L'Australie n'impose pas de tarifs aux importations américaines, a un accord de libre-échange avec les États-Unis et a eu tendance à acheter plus qu'il ne l'a vendu.
Kevin Rudd avec Greg Norman lors du gala des Australia Day Awards à Washington en janvier.
Mais les tarifs ont formé la pièce maîtresse de l'agenda économique de Trump lors des élections de novembre, et il a montré que peu d'appétit pour épargner les alliés à long terme de la guerre commerciale, selon lui, entraînera une énorme quantité de revenus de la dette du gouvernement américain.
La coalition a attaqué Albanese pour son incapacité à obtenir un appel de suivi avec Trump après deux conversations antérieures. Albanese a déclaré en 2017 que Trump « me fait peur à moi» et l'ambassadeur de l'Australie auprès des États-Unis Kevin Rudd a également dénigré le populiste de droite les années précédentes.
Alors que le chef de l'opposition Peter Dutton a décrit les Albanais comme trop faibles pour faire face à Trump, le débat politique national sur les relations de l'Australie avec les États-Unis a été compliqué pour Dutton.
Certains députés de la coalition ont salué le «changement de vibration» conservateur après la victoire de Trump en tant que signifiant important du succès futur pour la droite australienne. Cependant, l'agenda erratique de Trump a été impopulaire en Australie, selon un sondage dans cette tête de mât, et le travail a commencé à lier plus ouvertement les politiques de Dutton à celle de Trump.

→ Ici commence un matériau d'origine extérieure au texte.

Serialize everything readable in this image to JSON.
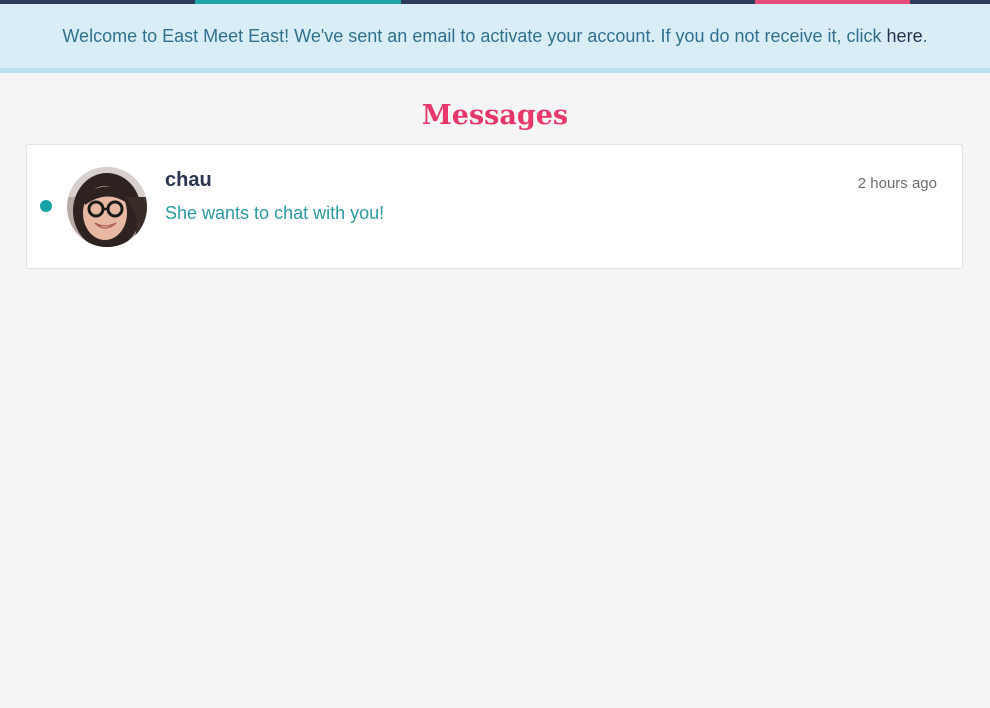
{
  "banner": {
    "text": "Welcome to East Meet East! We've sent an email to activate your account. If you do not receive it, click ",
    "link_label": "here",
    "suffix": "."
  },
  "page": {
    "title": "Messages"
  },
  "messages": [
    {
      "sender": "chau",
      "preview": "She wants to chat with you!",
      "time": "2 hours ago",
      "unread": true
    }
  ],
  "colors": {
    "accent_pink": "#e8386b",
    "accent_teal": "#16a3a6",
    "nav_dark": "#2f3d5a",
    "banner_bg": "#d9edf7"
  }
}
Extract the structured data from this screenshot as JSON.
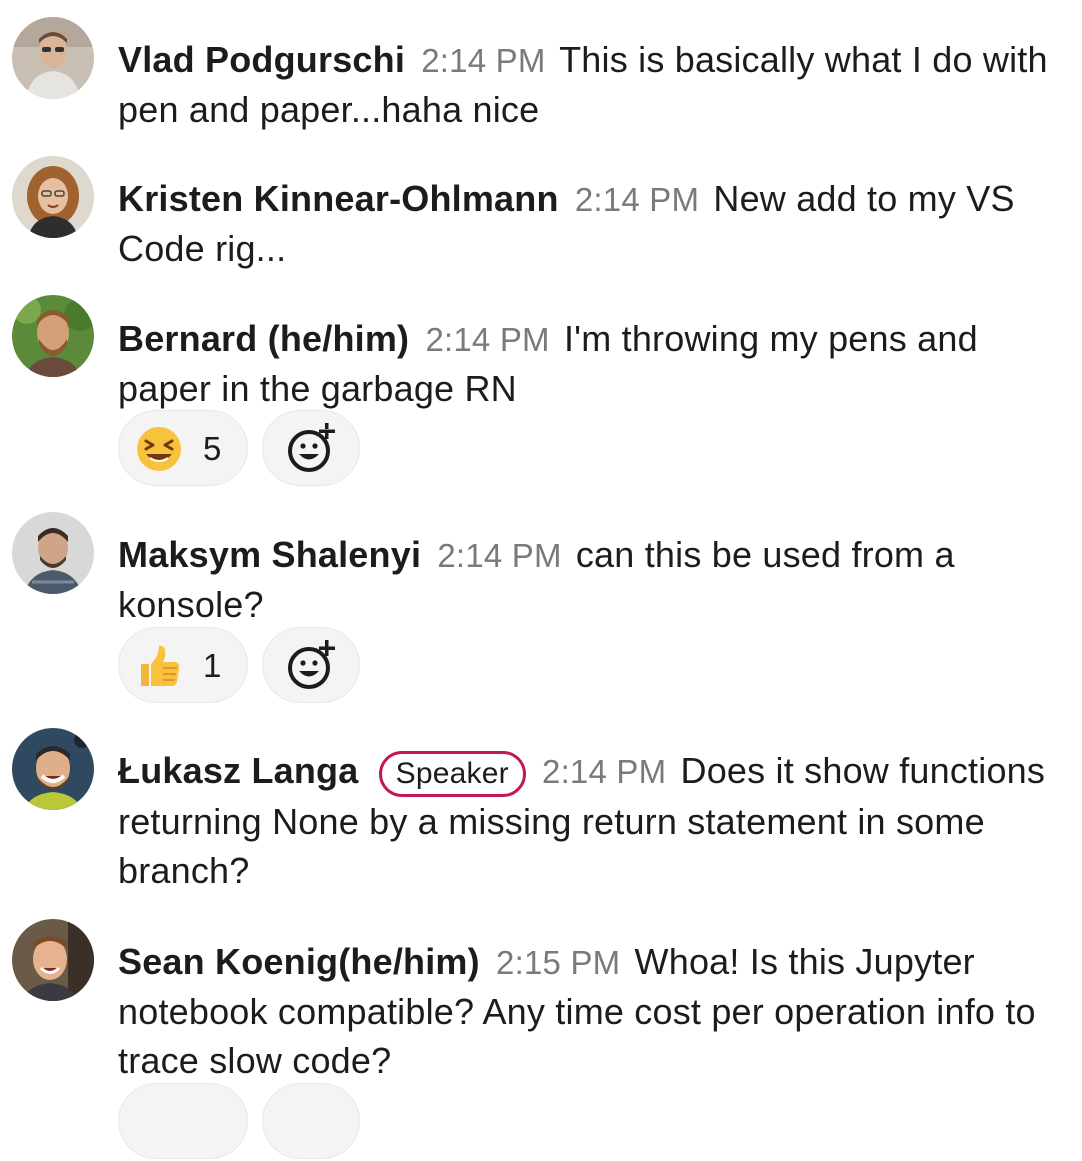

Le trésorier Jim Chalmers a déclaré mardi que Dutton avait «menacé de réductions du financement de l'école, qui était directement du livre de jeu du Doge (Elon Musk du ministère de l'efficacité du gouvernement)».
« Nous savons également qu'il veut également américaniser Medicare », a ajouté Chalmers. «C'est Doge-y Dutton, en prenant ses repères et ses politiques directement des États-Unis.»
La coalition a déclaré que la rhétorique du travail n'était pas utile pour maintenir de bonnes relations avec les États-Unis.